The Writer in Me: TV

A Supernatural Meme that has nothing to do with this post
A Supernatural Meme that has nothing to do with this post

Does the writer in you get in the way of certain normal activities? Do you react differently in certain situations because of how you analyze the writing in it? Maybe you used to read books strictly for entertainment, but now you can’t stop noticing run-on sentences and comma splices. Well, maybe that’s more along the lines of the Grammatical Geeks (of which I happen to not be one of them, for those of you who’ve counted all of my grammatical mistakes in the first two sentences of this post) but you get the point. For instance, watching movies is not just about watching movies anymore. I don’t know about you, but TV means so much more now than entertainment on a number of levels. One of those levels is writing. When I sit down to watch a good TV show or movie, one thing I notice is how well (or poorly) the writer outlined a scene. Sure the director and actors play a major role, but I’m also looking at how the story was written, what was left out, and why. Its kinda weird I’ll admit.
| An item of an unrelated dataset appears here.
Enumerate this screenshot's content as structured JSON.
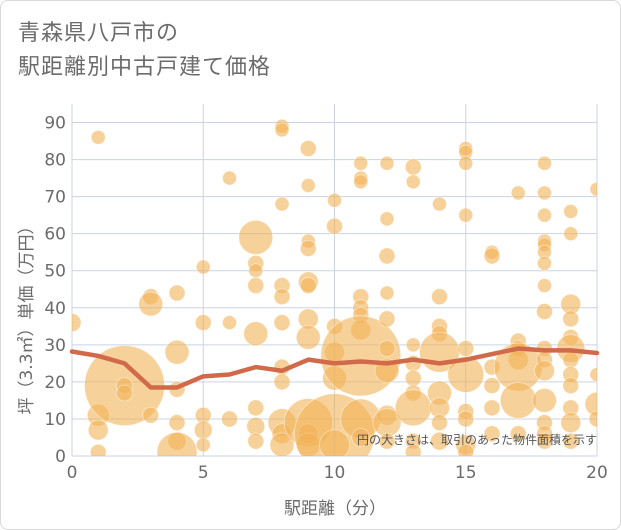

I’m probably the only person who yells at the screen:

“What? That doesn’t even make any sense. Who wrote this?”

On occasion I do blame the actors but mostly for me its the writers. I mean, don’t say Sara hates the color red and then have her skipping down the street in red platforms. And please don’t overdue the dialogue. The second season of American Horror Story almost lost me, way too much talking going on between the head guy of the catholic mental institution and the demonically possessed Nun (yea, forgot both their names). That season just seemed to be a lot slower than the first one. The writer in me therefore sought to mentally ask the writer what happened. Supernatural on the other hand is totally awesome when it comes to dialogue. I love the conversations between Sam and Dean, the humor that is incorporated into the story, and the carrying out of the roles by the actors. Speaking of awesome, when a TV show is excellent the writer again gets all of my praise. It rarely occurs to me that the actors merely improvised or that the director deleted a scene. In the end, I just can’t help the writers eye. But believe it or not this actually helps me in my own writing. When I write, I like to picture it playing out like a movie. I figure if I picture the story unfolding like a movie, chances are I’ll critique it with the same level of attention. Nope,. doesn’t always work but I still do it. In the same way, when I watch TV shows or movies I sometimes see it as a manuscript. I mean, someone had to write it first… write?